Of course, there has to be a villain, Darius Youngblood V, Randy Cunningham’s best friend who ultimately leads to the family’s demise. That’s a whole other story that I’ve also written, but I’ve got to go in order here so y’all can follow along.

Names and places are purely coincidental. This is entirely a work of fiction, though the situations these characters find themselves in are drawn from the reality of these complicated times we live in.

I also wanted to show how Southern women, and men, are impacted by the patriarchal society of the South.

So here’s how you can read along with the Pretty Southern stories. There will be a bunch of individual blog posts published in the coming weeks each with a piece of the novel. The main characters will all be linked through #s. For example, if you want to specifically read Macy’s story about her meeting Campbell in New York, you can type #Macy #Campbell in the search bar in the upper righthand corner (coming soon).

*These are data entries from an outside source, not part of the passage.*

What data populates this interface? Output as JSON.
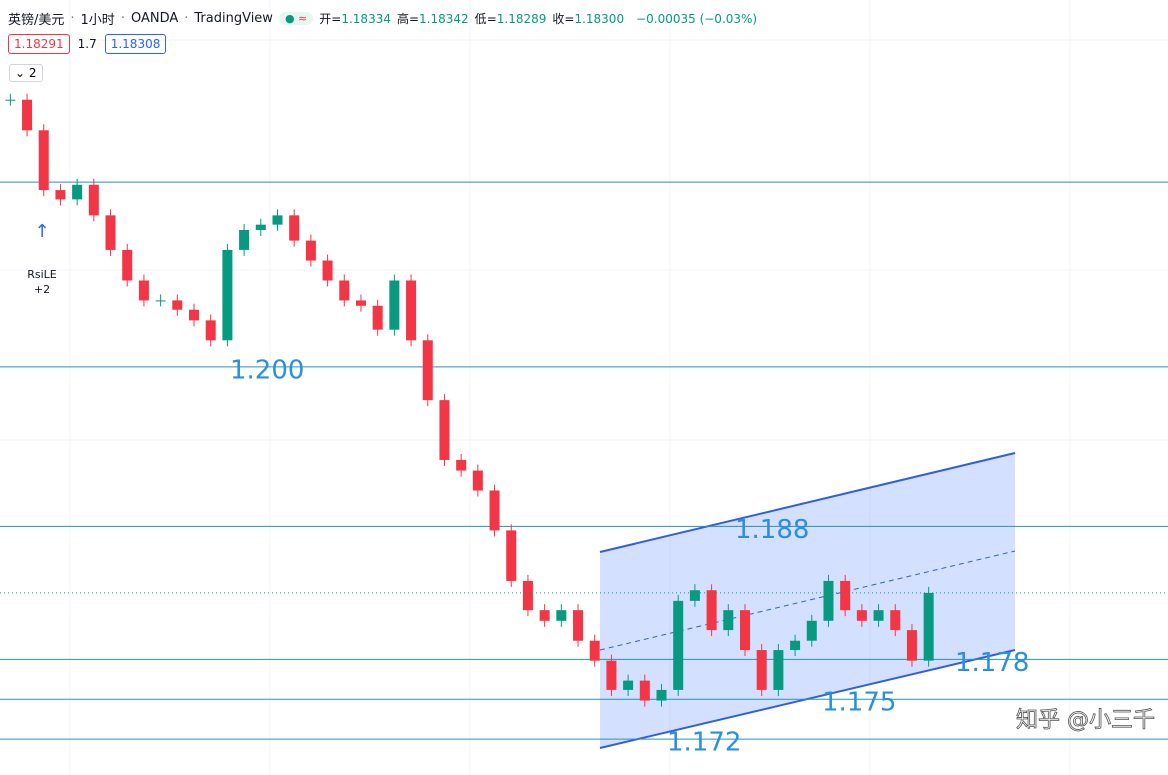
{
  "chart_data": {
    "type": "candlestick",
    "header": {
      "symbol": "英镑/美元",
      "interval": "1小时",
      "broker": "OANDA",
      "platform": "TradingView",
      "ohlc": [
        {
          "label": "开",
          "value": "1.18334"
        },
        {
          "label": "高",
          "value": "1.18342"
        },
        {
          "label": "低",
          "value": "1.18289"
        },
        {
          "label": "收",
          "value": "1.18300"
        }
      ],
      "change": "−0.00035 (−0.03%)"
    },
    "bid": "1.18291",
    "spread": "1.7",
    "ask": "1.18308",
    "indicator_count": "2",
    "signal": {
      "name": "RsiLE",
      "count": "+2"
    },
    "watermark": "知乎 @小三千",
    "ylim": [
      1.1693,
      1.2276
    ],
    "levels": [
      {
        "value": 1.2139,
        "label": null
      },
      {
        "value": 1.2,
        "label": "1.200"
      },
      {
        "value": 1.188,
        "label": "1.188"
      },
      {
        "value": 1.178,
        "label": "1.178"
      },
      {
        "value": 1.175,
        "label": "1.175"
      },
      {
        "value": 1.172,
        "label": "1.172"
      }
    ],
    "series": [
      {
        "name": "GBPUSD",
        "up_color": "#089981",
        "down_color": "#f23645",
        "values": [
          1.2201,
          1.2178,
          1.2133,
          1.2126,
          1.2137,
          1.2114,
          1.2088,
          1.2065,
          1.205,
          1.205,
          1.2043,
          1.2035,
          1.202,
          1.2088,
          1.2103,
          1.2107,
          1.2114,
          1.2095,
          1.208,
          1.2065,
          1.205,
          1.2046,
          1.2028,
          1.2065,
          1.202,
          1.1975,
          1.193,
          1.1922,
          1.1907,
          1.1877,
          1.1839,
          1.1817,
          1.1809,
          1.1817,
          1.1794,
          1.1779,
          1.1757,
          1.1764,
          1.1749,
          1.1757,
          1.1824,
          1.1832,
          1.1802,
          1.1817,
          1.1787,
          1.1757,
          1.1787,
          1.1794,
          1.1809,
          1.1839,
          1.1817,
          1.1809,
          1.1817,
          1.1802,
          1.1779,
          1.183
        ]
      }
    ]
  }
}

In the bottom of each post will link to the other parts of the stories pertaining to these characters. I’ll also have a character index (or Table of Contents) so if you like one character in particular, you’ll be able to click and read all of their stories, once they’re published, of course.

The reason I’m publishing all of this on PrettySouthern.com first instead of doing Amazon Kindle is a) because I gotta get this shit done already and b) I want your feedback, reader! I want you to be honest about the stories you read. In a perfect world, I’d love to figure out how to do a television series about Pretty Southern because there is so much about this world to share and so many stories to tell.

If I want to make the world a better place, it starts by doing what I love which has always been writing. The first time I was published, I was only 6 years old. It was an apology letter from the Big Bad Wolf to the Three Little Pigs. Fast forward 26 years later and a lot of life in the South, and I’ve got my own fairy tales to share.